Pilot ile konuşmayı yaptığını söyleyen Özermen, “Kendisine gerekli bilgileri verdim. O sırada Atatürk Havalimanı üzerinde de en az 5-6 tane askeri uçak takip ettiğimi söyledim. Herhangi bir temasımız olmadığını, bu uçakların tanımı olmadığını söyledim. Kendisine niyetini sordum yine de yaklaşmak istiyor musunuz diye. Kendisi 'evet Atatürk Havalimanı'na yaklaşmak istiyoruz' dedi. 'Bize bütün bilgileri verirseniz memnun oluruz' dedi. Tabii biz işimiz gereği standart bir protokol izlemeye çalışsak da bu çok olağan dışı bir durum olduğu için tek aklımıza gelen emniyetli bir şekilde bu uçağa hizmet verebilmekti” açıklamalarında bulundu.
“Sanki bomba atılmış gibi hissediyorduk”
Konuşmalarının devamında Özermen, “Hava sahasında başka uçaklar yoktu sivil olarak.
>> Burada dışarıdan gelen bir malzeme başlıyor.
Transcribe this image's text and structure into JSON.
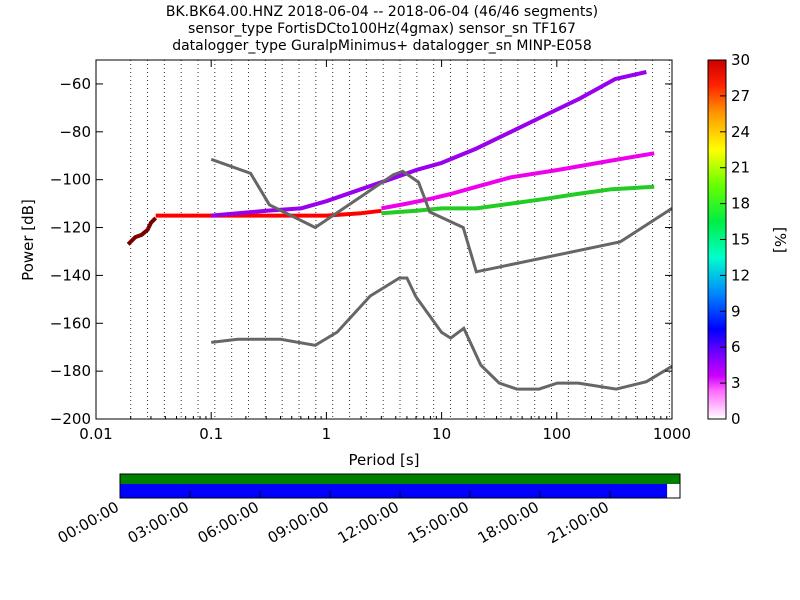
{
  "title": {
    "line1": "BK.BK64.00.HNZ   2018-06-04 -- 2018-06-04  (46/46 segments)",
    "line2": "sensor_type FortisDCto100Hz(4gmax) sensor_sn TF167",
    "line3": "datalogger_type GuralpMinimus+ datalogger_sn MINP-E058"
  },
  "chart_data": {
    "type": "heatmap",
    "xlabel": "Period [s]",
    "ylabel": "Power [dB]",
    "xscale": "log",
    "xlim": [
      0.01,
      1000
    ],
    "ylim": [
      -200,
      -50
    ],
    "xticks": [
      0.01,
      0.1,
      1,
      10,
      100,
      1000
    ],
    "xtick_labels": [
      "0.01",
      "0.1",
      "1",
      "10",
      "100",
      "1000"
    ],
    "yticks": [
      -200,
      -180,
      -160,
      -140,
      -120,
      -100,
      -80,
      -60
    ],
    "ytick_labels": [
      "−200",
      "−180",
      "−160",
      "−140",
      "−120",
      "−100",
      "−80",
      "−60"
    ],
    "grid": "dotted vertical at period bins",
    "colorbar": {
      "label": "[%]",
      "range": [
        0,
        30
      ],
      "ticks": [
        0,
        3,
        6,
        9,
        12,
        15,
        18,
        21,
        24,
        27,
        30
      ],
      "tick_labels": [
        "0",
        "3",
        "6",
        "9",
        "12",
        "15",
        "18",
        "21",
        "24",
        "27",
        "30"
      ]
    },
    "noise_models": {
      "color": "#666666",
      "high": {
        "period": [
          0.1,
          0.22,
          0.32,
          0.8,
          3.8,
          4.6,
          6.3,
          7.9,
          15.4,
          20,
          354.8,
          1000
        ],
        "power": [
          -91.5,
          -97.4,
          -110.5,
          -120,
          -98,
          -96.5,
          -101,
          -113.5,
          -120,
          -138.5,
          -126,
          -112
        ]
      },
      "low": {
        "period": [
          0.1,
          0.17,
          0.4,
          0.8,
          1.24,
          2.4,
          4.3,
          5,
          6,
          10,
          12,
          15.6,
          21.9,
          31.6,
          45,
          70,
          101,
          154,
          328,
          600,
          1000
        ],
        "power": [
          -168,
          -166.7,
          -166.7,
          -169.2,
          -163.7,
          -148.6,
          -141.1,
          -141.1,
          -149,
          -163.8,
          -166.2,
          -162.1,
          -177.5,
          -185,
          -187.5,
          -187.5,
          -185,
          -185,
          -187.5,
          -184.4,
          -178
        ]
      }
    },
    "ppsd_bands": [
      {
        "name": "band-low-period",
        "period": [
          0.019,
          0.022,
          0.025,
          0.028,
          0.03,
          0.033
        ],
        "power": [
          -127,
          -124,
          -123,
          -121,
          -118,
          -116
        ],
        "pct": 30,
        "color": "#7a0000"
      },
      {
        "name": "band-core",
        "period": [
          0.033,
          0.1,
          0.3,
          1,
          2,
          3
        ],
        "power": [
          -115,
          -115,
          -115,
          -115,
          -114,
          -113
        ],
        "pct": 30,
        "color": "#ff0000"
      },
      {
        "name": "band-upper",
        "period": [
          0.1,
          0.3,
          0.6,
          1,
          2,
          4,
          6,
          10,
          20,
          40,
          80,
          160,
          320,
          600
        ],
        "power": [
          -115,
          -113,
          -112,
          -109,
          -104,
          -99,
          -96,
          -93,
          -87,
          -80,
          -73,
          -66,
          -58,
          -55
        ],
        "pct": 2,
        "color": "#9900ee"
      },
      {
        "name": "band-mid",
        "period": [
          3,
          5,
          8,
          12,
          20,
          40,
          100,
          300,
          700
        ],
        "power": [
          -112,
          -110,
          -108,
          -106,
          -103,
          -99,
          -96,
          -92,
          -89
        ],
        "pct": 1,
        "color": "#ee00ee"
      },
      {
        "name": "band-noise-low",
        "period": [
          3,
          6,
          10,
          20,
          40,
          80,
          150,
          300,
          700
        ],
        "power": [
          -114,
          -113,
          -112,
          -112,
          -110,
          -108,
          -106,
          -104,
          -103
        ],
        "pct": 20,
        "color": "#22cc22"
      }
    ],
    "timeline": {
      "tick_labels": [
        "00:00:00",
        "03:00:00",
        "06:00:00",
        "09:00:00",
        "12:00:00",
        "15:00:00",
        "18:00:00",
        "21:00:00"
      ],
      "coverage_fraction": 0.977,
      "top_color": "#008000",
      "bottom_color": "#0000ff"
    }
  }
}
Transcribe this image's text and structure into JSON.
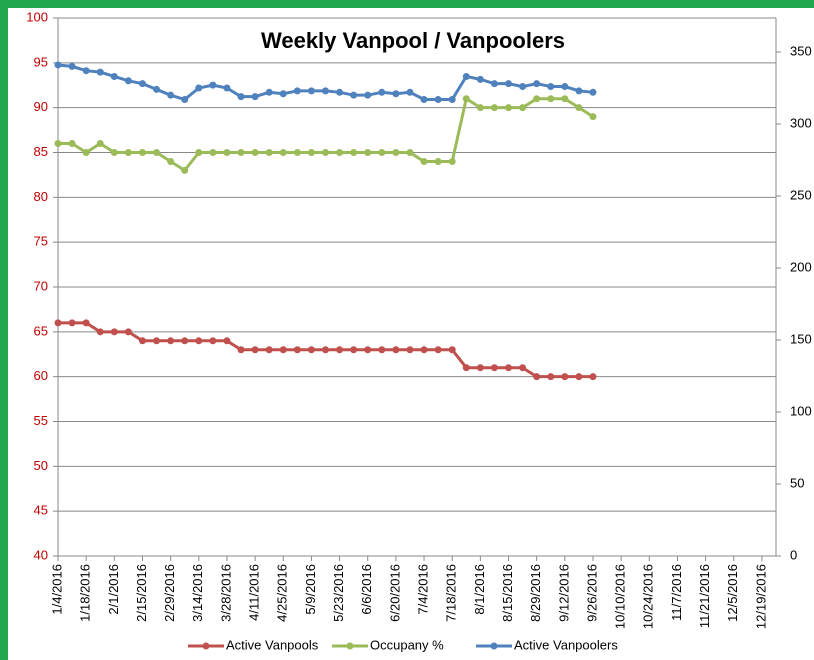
{
  "chart_data": {
    "type": "line",
    "title": "Weekly Vanpool / Vanpoolers",
    "categories": [
      "1/4/2016",
      null,
      "1/18/2016",
      null,
      "2/1/2016",
      null,
      "2/15/2016",
      null,
      "2/29/2016",
      null,
      "3/14/2016",
      null,
      "3/28/2016",
      null,
      "4/11/2016",
      null,
      "4/25/2016",
      null,
      "5/9/2016",
      null,
      "5/23/2016",
      null,
      "6/6/2016",
      null,
      "6/20/2016",
      null,
      "7/4/2016",
      null,
      "7/18/2016",
      null,
      "8/1/2016",
      null,
      "8/15/2016",
      null,
      "8/29/2016",
      null,
      "9/12/2016",
      null,
      "9/26/2016",
      null,
      "10/10/2016",
      null,
      "10/24/2016",
      null,
      "11/7/2016",
      null,
      "11/21/2016",
      null,
      "12/5/2016",
      null,
      "12/19/2016",
      null
    ],
    "series": [
      {
        "name": "Active Vanpools",
        "color": "#c0504d",
        "values": [
          66,
          66,
          66,
          65,
          65,
          65,
          64,
          64,
          64,
          64,
          64,
          64,
          64,
          63,
          63,
          63,
          63,
          63,
          63,
          63,
          63,
          63,
          63,
          63,
          63,
          63,
          63,
          63,
          63,
          61,
          61,
          61,
          61,
          61,
          60,
          60,
          60,
          60,
          60,
          null,
          null,
          null,
          null,
          null,
          null,
          null,
          null,
          null,
          null,
          null,
          null,
          null
        ]
      },
      {
        "name": "Occupany %",
        "color": "#9bbb59",
        "values": [
          86,
          86,
          85,
          86,
          85,
          85,
          85,
          85,
          84,
          83,
          85,
          85,
          85,
          85,
          85,
          85,
          85,
          85,
          85,
          85,
          85,
          85,
          85,
          85,
          85,
          85,
          84,
          84,
          84,
          91,
          90,
          90,
          90,
          90,
          91,
          91,
          91,
          90,
          89,
          null,
          null,
          null,
          null,
          null,
          null,
          null,
          null,
          null,
          null,
          null,
          null,
          null
        ]
      },
      {
        "name": "Active Vanpoolers",
        "color": "#4f81bd",
        "axis": "y2",
        "values": [
          341,
          340,
          337,
          336,
          333,
          330,
          328,
          324,
          320,
          317,
          325,
          327,
          325,
          319,
          319,
          322,
          321,
          323,
          323,
          323,
          322,
          320,
          320,
          322,
          321,
          322,
          317,
          317,
          317,
          333,
          331,
          328,
          328,
          326,
          328,
          326,
          326,
          323,
          322,
          null,
          null,
          null,
          null,
          null,
          null,
          null,
          null,
          null,
          null,
          null,
          null,
          null
        ]
      }
    ],
    "ylim": [
      40,
      100
    ],
    "yticks": [
      40,
      45,
      50,
      55,
      60,
      65,
      70,
      75,
      80,
      85,
      90,
      95,
      100
    ],
    "y2lim": [
      0,
      373.6
    ],
    "y2ticks": [
      0,
      50,
      100,
      150,
      200,
      250,
      300,
      350
    ],
    "grid": true,
    "legend": "bottom",
    "ytick_color": "#c00000"
  }
}
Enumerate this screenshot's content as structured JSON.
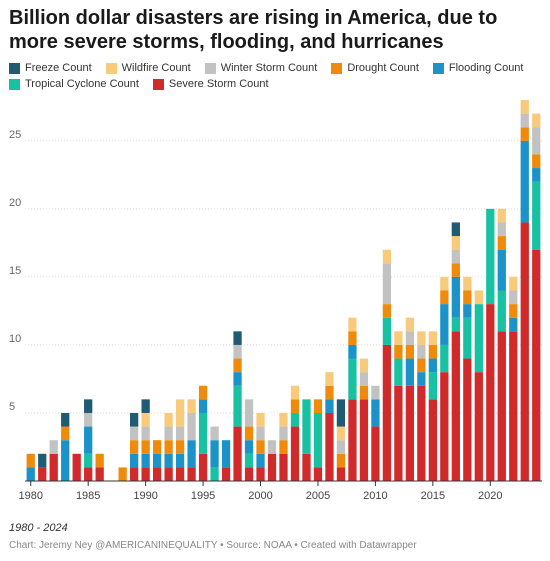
{
  "chart_data": {
    "type": "bar",
    "stacked": true,
    "title": "Billion dollar disasters are rising in America, due to more severe storms, flooding, and hurricanes",
    "subtitle": "1980 - 2024",
    "credits": "Chart: Jeremy Ney @AMERICANINEQUALITY • Source: NOAA • Created with Datawrapper",
    "xlabel": "",
    "ylabel": "",
    "ylim": [
      0,
      28
    ],
    "y_ticks": [
      5,
      10,
      15,
      20,
      25
    ],
    "x_ticks": [
      1980,
      1985,
      1990,
      1995,
      2000,
      2005,
      2010,
      2015,
      2020
    ],
    "grid": true,
    "legend_position": "top",
    "categories": [
      1980,
      1981,
      1982,
      1983,
      1984,
      1985,
      1986,
      1987,
      1988,
      1989,
      1990,
      1991,
      1992,
      1993,
      1994,
      1995,
      1996,
      1997,
      1998,
      1999,
      2000,
      2001,
      2002,
      2003,
      2004,
      2005,
      2006,
      2007,
      2008,
      2009,
      2010,
      2011,
      2012,
      2013,
      2014,
      2015,
      2016,
      2017,
      2018,
      2019,
      2020,
      2021,
      2022,
      2023,
      2024
    ],
    "series": [
      {
        "name": "Severe Storm Count",
        "color": "#d12a2a",
        "values": [
          0,
          1,
          2,
          0,
          2,
          1,
          1,
          0,
          0,
          1,
          1,
          1,
          1,
          1,
          1,
          2,
          0,
          1,
          4,
          1,
          1,
          2,
          2,
          4,
          2,
          1,
          5,
          1,
          6,
          6,
          4,
          10,
          7,
          7,
          7,
          6,
          8,
          11,
          9,
          8,
          13,
          11,
          11,
          19,
          17
        ]
      },
      {
        "name": "Tropical Cyclone Count",
        "color": "#17c1a2",
        "values": [
          0,
          0,
          0,
          0,
          0,
          1,
          0,
          0,
          0,
          0,
          0,
          0,
          0,
          0,
          0,
          3,
          1,
          0,
          3,
          1,
          0,
          0,
          0,
          1,
          4,
          4,
          0,
          0,
          3,
          0,
          0,
          2,
          2,
          0,
          0,
          2,
          2,
          1,
          3,
          5,
          7,
          3,
          0,
          0,
          5
        ]
      },
      {
        "name": "Flooding Count",
        "color": "#1b93c9",
        "values": [
          1,
          0,
          0,
          3,
          0,
          2,
          0,
          0,
          0,
          1,
          1,
          1,
          1,
          1,
          2,
          1,
          2,
          2,
          1,
          1,
          1,
          0,
          0,
          0,
          0,
          0,
          1,
          0,
          1,
          0,
          2,
          0,
          0,
          2,
          1,
          1,
          3,
          3,
          1,
          0,
          0,
          3,
          1,
          6,
          1
        ]
      },
      {
        "name": "Drought Count",
        "color": "#f08a0b",
        "values": [
          1,
          0,
          0,
          1,
          0,
          0,
          1,
          0,
          1,
          1,
          1,
          1,
          1,
          1,
          0,
          1,
          0,
          0,
          1,
          1,
          1,
          0,
          1,
          1,
          0,
          1,
          1,
          1,
          1,
          1,
          0,
          1,
          1,
          1,
          1,
          1,
          1,
          1,
          1,
          0,
          0,
          1,
          1,
          1,
          1
        ]
      },
      {
        "name": "Winter Storm Count",
        "color": "#c2c2c2",
        "values": [
          0,
          0,
          1,
          0,
          0,
          1,
          0,
          0,
          0,
          1,
          1,
          0,
          1,
          1,
          2,
          0,
          1,
          0,
          1,
          2,
          1,
          1,
          1,
          0,
          0,
          0,
          0,
          1,
          0,
          1,
          1,
          3,
          0,
          1,
          1,
          0,
          0,
          1,
          0,
          0,
          0,
          1,
          1,
          1,
          2
        ]
      },
      {
        "name": "Wildfire Count",
        "color": "#f8ca7b",
        "values": [
          0,
          0,
          0,
          0,
          0,
          0,
          0,
          0,
          0,
          0,
          1,
          0,
          1,
          2,
          1,
          0,
          0,
          0,
          0,
          0,
          1,
          0,
          1,
          1,
          0,
          0,
          1,
          1,
          1,
          1,
          0,
          1,
          1,
          1,
          1,
          1,
          1,
          1,
          1,
          1,
          0,
          1,
          1,
          1,
          1
        ]
      },
      {
        "name": "Freeze Count",
        "color": "#1f5b73",
        "values": [
          0,
          1,
          0,
          1,
          0,
          1,
          0,
          0,
          0,
          1,
          1,
          0,
          0,
          0,
          0,
          0,
          0,
          0,
          1,
          0,
          0,
          0,
          0,
          0,
          0,
          0,
          0,
          2,
          0,
          0,
          0,
          0,
          0,
          0,
          0,
          0,
          0,
          1,
          0,
          0,
          0,
          0,
          0,
          0,
          0
        ]
      }
    ],
    "legend_order": [
      "Freeze Count",
      "Wildfire Count",
      "Winter Storm Count",
      "Drought Count",
      "Flooding Count",
      "Tropical Cyclone Count",
      "Severe Storm Count"
    ]
  }
}
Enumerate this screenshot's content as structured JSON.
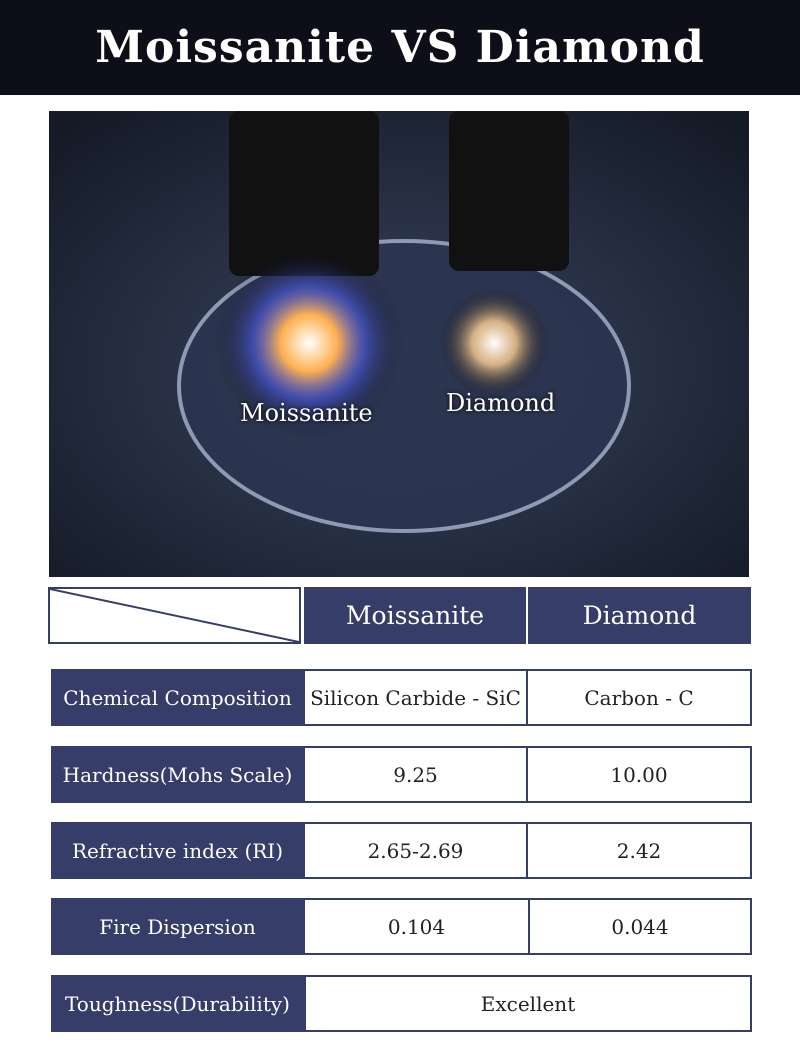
{
  "title": "Moissanite VS Diamond",
  "photo": {
    "label_left": "Moissanite",
    "label_right": "Diamond"
  },
  "table": {
    "columns": [
      "Moissanite",
      "Diamond"
    ],
    "rows": [
      {
        "label": "Chemical Composition",
        "moissanite": "Silicon Carbide - SiC",
        "diamond": "Carbon - C"
      },
      {
        "label": "Hardness(Mohs Scale)",
        "moissanite": "9.25",
        "diamond": "10.00"
      },
      {
        "label": "Refractive index (RI)",
        "moissanite": "2.65-2.69",
        "diamond": "2.42"
      },
      {
        "label": "Fire Dispersion",
        "moissanite": "0.104",
        "diamond": "0.044"
      },
      {
        "label": "Toughness(Durability)",
        "both": "Excellent"
      }
    ]
  },
  "colors": {
    "navy": "#363d69",
    "header_bg": "#0d0e17"
  }
}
Sadece tanımlı olmayan askeri uçaklar takip ediyorduk. Kendisine diğer uçakları takip ederek yaklaşma talimatı verdim. Tabii o sırada bizim diğer arkadaşlarımız konuşmuyordu frekanstan ama koordinelerimiz sürüyordu ne yapmamız gerektiği doğrultusunda. O doğrultuda ilerliyorduk zaten. Gerekli bilgileri verdik. Çok şükür kazasız belasız bir şekilde inişini yaptı. Bu sırada askeri uçaklar havalimanı üzerinde sürekli suni patlamalar yapıyorlardı. Ses hızının üzerine çıkarak sanki bomba atılmış gibi hissediyorduk biz. Bir anda panik korku her şey üst üsteydi ama bunu pilota yansıtmamaya çalışıyorduk. Gerekli bilgileri de vermek zorundaydık. Yani her şeyi düşünüyorduk ama bir yandan da hiçbir şeyi düşünmüyorduk diyebilirim çünkü sakin olmak ve aktarmak zorundaydık. Sonuç olarak yaklaşma ve iniş talimatını verdik, kuleye devrini sağladık” dedi.